Alleged lack of promotion for "A Soldier's Pla a predominantly black production currently at Source Theatre's Main Stage -- has led some cast members to charge theater personnel with discrimination.

"All four of Source's white productions are getting the proper PR and their only black production is playing at the Main Stage and they are not giving it the same treatment," said Clayton Lebouef, a black actor who plays the lead. "What do you think?"

Source management, however, denies that "A Soldier's Play" has gotten less attention.

"It's been our normal publicity," Patricia Sheehy, Source managing director, said of the promotion for "A Soldier's Play." "I really think these complaints are coming out of frustration," she added. "When actors are not performing to full audiences, they get nervous and they start looking around."

Robert McDowell, a white actor in the cast, said Mike Johnson, the director, told him he had "never heard of any show getting less publicity than this one."

"I may have said something like that. However, I was angry because I didn't understand what was going on with the other shows and what the PR department was up against," Johnson, who is also Source's house manager, said.

"I don't think that's true at all," he said. "I wouldn't have spent six weeks in rehearsal if I didn't think it would get promoted."

Attendance at the play, now in its third week, has been low. Last Wednesday's performance was canceled when at curtain time only four people were in the audience.

Theater officials say the reason for poor attendance is the lack of reviews, specifically blaming The Washington Post, which does not review all area productions. The play has had one television review and had not been reviewed by the press as of yesterday.

The disgruntled actors also criticized Source for not doing more to promote black theater. "You have to wonder why Source in general puts on very few black productions in a predominantly black town," said McDowell.

According to Sheehy, Source, which produces more plays than any other Washington theater, has presented "only one completely black production" in its nine-year existence, "but 75 percent of our productions have black actors."

"It starts looking like they Source got to do one black show every four years to qualify for some city aid," said Billy Williams, another black in "A Soldier's Play." "It doesn't matter how the show does; it just has to be up on the boards."

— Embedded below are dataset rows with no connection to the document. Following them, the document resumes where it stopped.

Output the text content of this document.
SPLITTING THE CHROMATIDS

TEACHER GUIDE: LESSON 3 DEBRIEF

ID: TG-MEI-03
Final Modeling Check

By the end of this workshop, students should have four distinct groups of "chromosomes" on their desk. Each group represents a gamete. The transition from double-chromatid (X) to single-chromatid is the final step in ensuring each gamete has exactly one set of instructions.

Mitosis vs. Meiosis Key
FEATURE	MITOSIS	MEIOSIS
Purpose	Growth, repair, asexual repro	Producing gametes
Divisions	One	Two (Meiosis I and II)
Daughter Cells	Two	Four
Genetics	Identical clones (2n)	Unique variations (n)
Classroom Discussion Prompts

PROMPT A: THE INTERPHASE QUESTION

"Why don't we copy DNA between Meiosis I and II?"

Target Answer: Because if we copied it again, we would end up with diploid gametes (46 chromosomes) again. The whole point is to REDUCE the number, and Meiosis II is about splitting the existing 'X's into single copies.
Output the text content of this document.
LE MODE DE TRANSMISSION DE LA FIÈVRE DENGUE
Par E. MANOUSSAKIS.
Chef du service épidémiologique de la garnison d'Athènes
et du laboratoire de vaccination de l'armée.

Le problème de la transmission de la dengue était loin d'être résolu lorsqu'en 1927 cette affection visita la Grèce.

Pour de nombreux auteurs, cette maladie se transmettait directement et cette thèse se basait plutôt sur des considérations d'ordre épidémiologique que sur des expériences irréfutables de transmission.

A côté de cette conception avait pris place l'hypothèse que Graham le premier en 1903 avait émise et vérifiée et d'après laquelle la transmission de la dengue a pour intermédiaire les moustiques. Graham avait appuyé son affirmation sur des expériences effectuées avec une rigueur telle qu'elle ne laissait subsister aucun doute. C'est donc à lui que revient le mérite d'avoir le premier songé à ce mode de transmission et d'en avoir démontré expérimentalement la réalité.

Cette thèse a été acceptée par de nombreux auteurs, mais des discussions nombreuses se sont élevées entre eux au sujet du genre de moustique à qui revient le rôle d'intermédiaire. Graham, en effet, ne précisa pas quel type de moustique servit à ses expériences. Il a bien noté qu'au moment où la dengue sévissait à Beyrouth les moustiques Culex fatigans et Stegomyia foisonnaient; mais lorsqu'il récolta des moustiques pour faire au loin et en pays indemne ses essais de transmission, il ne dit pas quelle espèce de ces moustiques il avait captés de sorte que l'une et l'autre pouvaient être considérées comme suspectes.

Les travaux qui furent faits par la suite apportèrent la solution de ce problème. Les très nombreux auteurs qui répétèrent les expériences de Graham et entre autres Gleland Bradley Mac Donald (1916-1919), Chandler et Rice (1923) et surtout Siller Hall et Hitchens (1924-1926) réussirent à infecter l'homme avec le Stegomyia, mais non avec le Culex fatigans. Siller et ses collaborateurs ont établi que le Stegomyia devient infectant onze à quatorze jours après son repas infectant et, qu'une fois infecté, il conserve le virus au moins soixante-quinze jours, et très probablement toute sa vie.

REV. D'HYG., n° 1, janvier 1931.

"That's not true," answered Bart Whiteman, founder and artistic director of Source Theatre. "We did it because we thought it was a good play." According to Whiteman, 60 to 70 percent of the theater's income is derived from box office receipts, with only 15 to 20 percent coming from grants. "To bolster the 15-to-20-percent side, we're going to undercut the 60-to-70-percent side? Does that make any sense?

"I think it would be totally resolved if they had a couple of full houses to play to," said Whiteman.

Round House Choices

David Mamet's "The Water Engine," a melodrama set in the studio of a radio station in 1934, and William Gibson's "A Cry of Dreamers," which is about the early years of William Shakespeare, are among the plays selected for the Round House Theatre's 1986-87 season. The other three productions, all area premieres, are George Walker's private-eye spoof "Filthy Rich"; "The Nest," a parable by the controversial West German playwright Franz Xavier Kroetz; and Lavonne Mueller's "Little Victories," a play that explores the parallels between Joan of Arc and Susan B. Anthony.

Benefit Seating

Seats for the City, the nonprofit organization that provides tickets for performing arts and sporting events to the poor, will hold a benefit fashion show at 4 p.m. July 13 in the Old Vat Room at Arena Stage. During the last year Seats for the City distributed more than 2,000 tickets donated by area theaters and arenas. For further information on the program or the fashion show call 387-3559.

Odds and Ends

The Maryland Renaissance Festival is seeking musicians, mimes, dancers and jugglers for its 10th annual season. Auditions will be held at the festival site at 1 p.m. Saturday; for details call 301-266-7304 . . . Adventure Theatre, now in its 35th year of performing plays for children, will present "The Purple Fan," the story of the lost son of the emperor of China, Saturdays and Sundays at 1:30 and 3:30 p.m. through July 27 at Glen Echo Park . . . Source Theatre will host a carnival to benefit its resident acting company Saturday from 10 a.m. to 4:30 p.m. at the Warehouse Rep; free entertainment will include scenes from "A Soldier's Play," "Skyfall" and "Beyond Therapy" . . . So Far Theatre Company's production of "Gunplay" opens Thursday at Dumbarton Methodist Church.